Sneha Jaiswal (Twitter | Instagram)
Weddings are all about the drama right? So, things are not very different for Emma (Zendaya), a young American all set to marry her British boyfriend Charlie (Robert Pattinson). The two cannot get on the same page about what to dance on, what their menu should be, blah, blah, blah. To make things worse, Charlie starts to get serious cold feet when the two get drunk and reveal what’s the worst thing they’ve done. Well, Charlie doesn’t really reveal much, but Emma’s secret from her teens really jolts her fiance.
Written and directed by Kristoffer Borgli, ‘Drama’ opens with Charlie recalling how he met Emma to his best friend Mike (Mamoudou Athie), using the story as an anecdote in his wedding vows.
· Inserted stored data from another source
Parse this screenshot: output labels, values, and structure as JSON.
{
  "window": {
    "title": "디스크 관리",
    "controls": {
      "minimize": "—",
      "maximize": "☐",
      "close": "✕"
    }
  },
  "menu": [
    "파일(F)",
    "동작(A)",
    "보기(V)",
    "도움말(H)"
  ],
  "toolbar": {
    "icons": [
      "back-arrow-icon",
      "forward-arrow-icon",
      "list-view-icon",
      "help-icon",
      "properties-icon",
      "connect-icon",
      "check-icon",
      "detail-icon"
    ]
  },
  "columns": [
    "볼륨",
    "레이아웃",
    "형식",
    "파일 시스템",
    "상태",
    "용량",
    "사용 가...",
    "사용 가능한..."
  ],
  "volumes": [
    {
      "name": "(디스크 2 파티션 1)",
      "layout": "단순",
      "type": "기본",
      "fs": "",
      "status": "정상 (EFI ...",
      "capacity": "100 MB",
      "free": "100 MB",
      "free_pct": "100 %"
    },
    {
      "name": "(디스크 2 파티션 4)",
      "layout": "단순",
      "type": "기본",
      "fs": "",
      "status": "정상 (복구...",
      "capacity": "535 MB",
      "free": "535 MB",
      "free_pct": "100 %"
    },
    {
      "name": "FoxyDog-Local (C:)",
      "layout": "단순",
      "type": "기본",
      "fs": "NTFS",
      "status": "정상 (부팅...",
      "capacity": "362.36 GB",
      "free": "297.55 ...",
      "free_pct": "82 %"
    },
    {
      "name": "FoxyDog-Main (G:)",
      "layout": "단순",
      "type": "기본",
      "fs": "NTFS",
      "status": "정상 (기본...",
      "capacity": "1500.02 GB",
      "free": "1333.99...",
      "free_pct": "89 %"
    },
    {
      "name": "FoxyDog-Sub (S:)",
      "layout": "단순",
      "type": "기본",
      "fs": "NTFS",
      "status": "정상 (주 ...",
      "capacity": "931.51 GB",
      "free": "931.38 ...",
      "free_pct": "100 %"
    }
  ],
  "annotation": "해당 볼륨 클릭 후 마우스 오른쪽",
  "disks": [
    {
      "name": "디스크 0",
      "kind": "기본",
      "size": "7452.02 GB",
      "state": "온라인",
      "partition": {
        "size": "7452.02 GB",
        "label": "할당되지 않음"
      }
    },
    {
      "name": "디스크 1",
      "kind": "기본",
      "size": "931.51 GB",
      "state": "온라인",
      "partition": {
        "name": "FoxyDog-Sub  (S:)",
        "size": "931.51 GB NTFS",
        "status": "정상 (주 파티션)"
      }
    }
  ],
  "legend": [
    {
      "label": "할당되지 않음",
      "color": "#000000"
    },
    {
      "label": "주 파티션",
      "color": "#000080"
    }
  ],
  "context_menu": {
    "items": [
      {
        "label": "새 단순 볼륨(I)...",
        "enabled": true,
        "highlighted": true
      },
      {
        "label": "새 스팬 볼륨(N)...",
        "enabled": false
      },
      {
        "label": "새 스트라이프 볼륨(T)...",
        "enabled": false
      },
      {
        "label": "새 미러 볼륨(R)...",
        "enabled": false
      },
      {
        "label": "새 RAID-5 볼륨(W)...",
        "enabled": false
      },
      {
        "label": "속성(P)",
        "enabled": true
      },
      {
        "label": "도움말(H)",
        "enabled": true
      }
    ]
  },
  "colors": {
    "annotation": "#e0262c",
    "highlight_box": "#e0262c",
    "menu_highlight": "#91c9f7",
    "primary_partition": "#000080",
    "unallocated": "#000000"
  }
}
While Charlie works in a Museum, Emma is a literary editor and the two are madly in love until Mike’s wife Rachel (Alana Haim) instigates a ‘let’s tell each the worst thing we’ve done’ and things start to fall apart.
The Drama plays out like a satire in which the lead couple is forced to reassess their relationship after disturbing revelations emerge, asking whether love can survive learning something from a partner’s past that suddenly makes them seem slightly unhinged, even if that past is long buried. The irony lies in the fact that Rachel admits to something truly awful, while Emma receives the harshest judgment for something she does not even end up doing. Her “secret” is merely about something awful she considers doing, not something she actually does.
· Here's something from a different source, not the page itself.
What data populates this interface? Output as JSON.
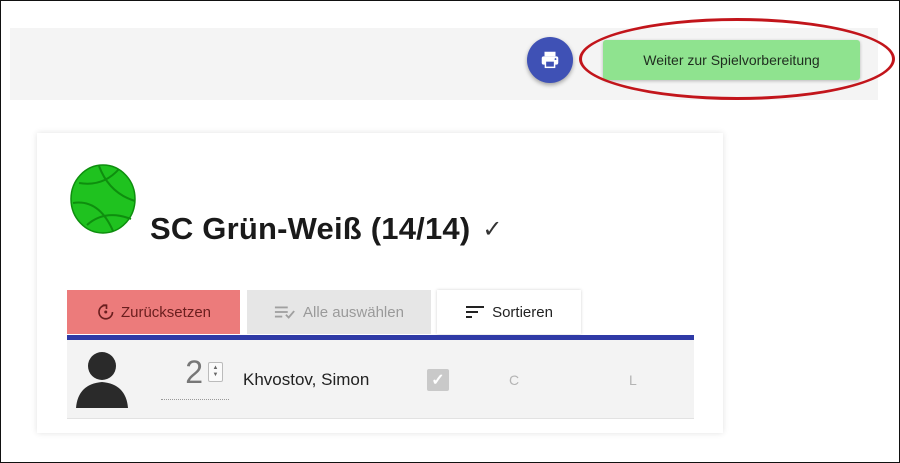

One of the Drama’s best ideas is a recurring sequence where Charlie sees Emma as her teenage self (Jordyn Curet) after learning unsettling things about her past. It’s an effective and often hilarious metaphor that captures both Charlie’s growing sense that he no longer knows Emma, and Emma’s own feeling of being emotionally reverted into a judged, misunderstood teen. Emma does conceal something major about her past, so Charlie’s shaken trust in her is understandable to an extent. But the way they handle the entire crisis gives off the impression that these two probably should not be getting married in the first place.
Alana Haim is brilliantly un-likable as Rachel, the hypocritical friend who decides to stop being Emma’s maid of honor because she once entertained a horrible idea as a teenager, even though Rachel herself has done something far worse than merely thinking about it. Now of course, Rachel conveniently turning someone else into the bigger villain is understandable, most people like believing they are morally better than those around them.
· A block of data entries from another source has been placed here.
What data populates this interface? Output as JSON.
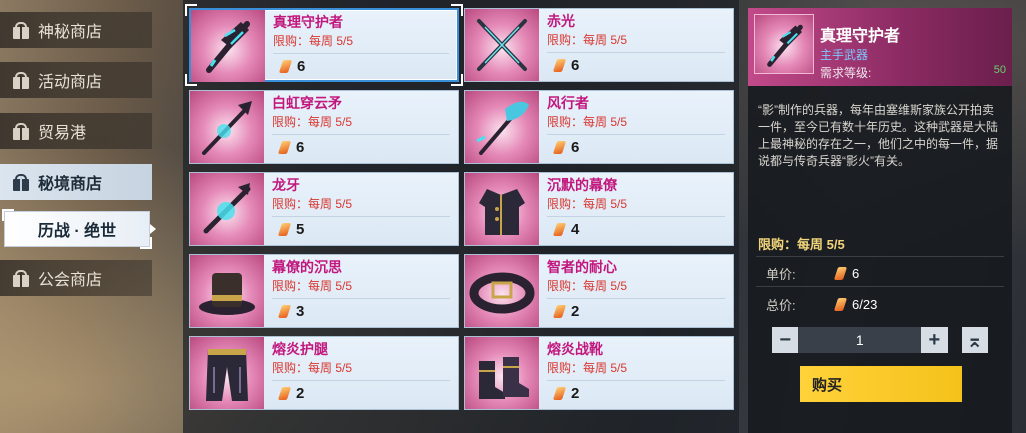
{
  "sidebar": {
    "items": [
      {
        "label": "神秘商店",
        "active": false
      },
      {
        "label": "活动商店",
        "active": false
      },
      {
        "label": "贸易港",
        "active": false
      },
      {
        "label": "秘境商店",
        "active": true
      },
      {
        "label": "公会商店",
        "active": false
      }
    ],
    "sub_tab": "历战 · 绝世"
  },
  "items": [
    {
      "name": "真理守护者",
      "limit": "限购：每周 5/5",
      "price": "6",
      "icon": "dagger-icon"
    },
    {
      "name": "赤光",
      "limit": "限购：每周 5/5",
      "price": "6",
      "icon": "crossed-swords-icon"
    },
    {
      "name": "白虹穿云矛",
      "limit": "限购：每周 5/5",
      "price": "6",
      "icon": "spear-icon"
    },
    {
      "name": "风行者",
      "limit": "限购：每周 5/5",
      "price": "6",
      "icon": "bow-icon"
    },
    {
      "name": "龙牙",
      "limit": "限购：每周 5/5",
      "price": "5",
      "icon": "blade-icon"
    },
    {
      "name": "沉默的幕僚",
      "limit": "限购：每周 5/5",
      "price": "4",
      "icon": "coat-icon"
    },
    {
      "name": "幕僚的沉思",
      "limit": "限购：每周 5/5",
      "price": "3",
      "icon": "hat-icon"
    },
    {
      "name": "智者的耐心",
      "limit": "限购：每周 5/5",
      "price": "2",
      "icon": "belt-icon"
    },
    {
      "name": "熔炎护腿",
      "limit": "限购：每周 5/5",
      "price": "2",
      "icon": "pants-icon"
    },
    {
      "name": "熔炎战靴",
      "limit": "限购：每周 5/5",
      "price": "2",
      "icon": "boots-icon"
    }
  ],
  "detail": {
    "name": "真理守护者",
    "type": "主手武器",
    "req_label": "需求等级:",
    "req_value": "50",
    "description": "“影”制作的兵器，每年由塞维斯家族公开拍卖一件，至今已有数十年历史。这种武器是大陆上最神秘的存在之一，他们之中的每一件，据说都与传奇兵器“影火”有关。",
    "limit": "限购：每周 5/5",
    "unit_price_label": "单价:",
    "unit_price": "6",
    "total_price_label": "总价:",
    "total_price": "6/23",
    "quantity": "1",
    "minus": "−",
    "plus": "+",
    "max": "⌅",
    "buy_label": "购买"
  },
  "colors": {
    "accent": "#3a8fd9",
    "item_name": "#c2187e",
    "limit": "#d9362f",
    "buy": "#f5c21a"
  }
}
What irritated me about The Drama, though, is how Emma simply absorbs all of Rachel’s tantrums instead of pushing back even once. Honestly, why even let Rachel attend the wedding if she is going to spend the entire time acting like a self-righteous, whiny nightmare? In-fact, it would’ve been more in character for Rachel herself to boycott the wedding, but it seems like her husband convinces her to do come along.

In the end though, Robert Pattinson’s Charlie easily takes the crown for The Drama’s most frustrating character, especially considering he gets an ending that feels far kinder than he deserves (keeping things vague for spoiler reasons). Charlie is messy, evasive, and utterly incapable of holding himself together. The wedding itself is not cancelled, but it becomes a complete disaster thanks to Charlie running around like a panicked chicken, making all the worst possible decisions at every turn.
As far as the onscreen chemistry between Zendaya and Robert Pattinson goes, it is surprisingly lukewarm. The two share a few intimate onscreen scenes, and Charlie constantly gushes about how they have “great sex,” but this fresh pairing unfortunately works far better aesthetically than emotionally. If you want recent examples of genuinely electric onscreen chemistry, Andrew Garfield and Florence Pugh in ‘We Live in Time’ immediately come to mind. Even Dakota Fanning had more natural spark opposite both Pedro Pascal and Chris Evans in Materialists.
While many aspects of ‘The Drama’ feel authentic, and darkly funny, some of its twists, exaggerated intentionally for satirical effect, still come across as a little too contrived in their desperation to justify the film’s title. The ending is emotional, and probably would have felt genuinely adorable had this been a more straightforward romantic drama. But it isn’t. Ultimately, ‘The Drama’ is a well-made film that feels more like a parody of modern relationships than an earnest examination of them.
The Drama is available on rent on Prime Video.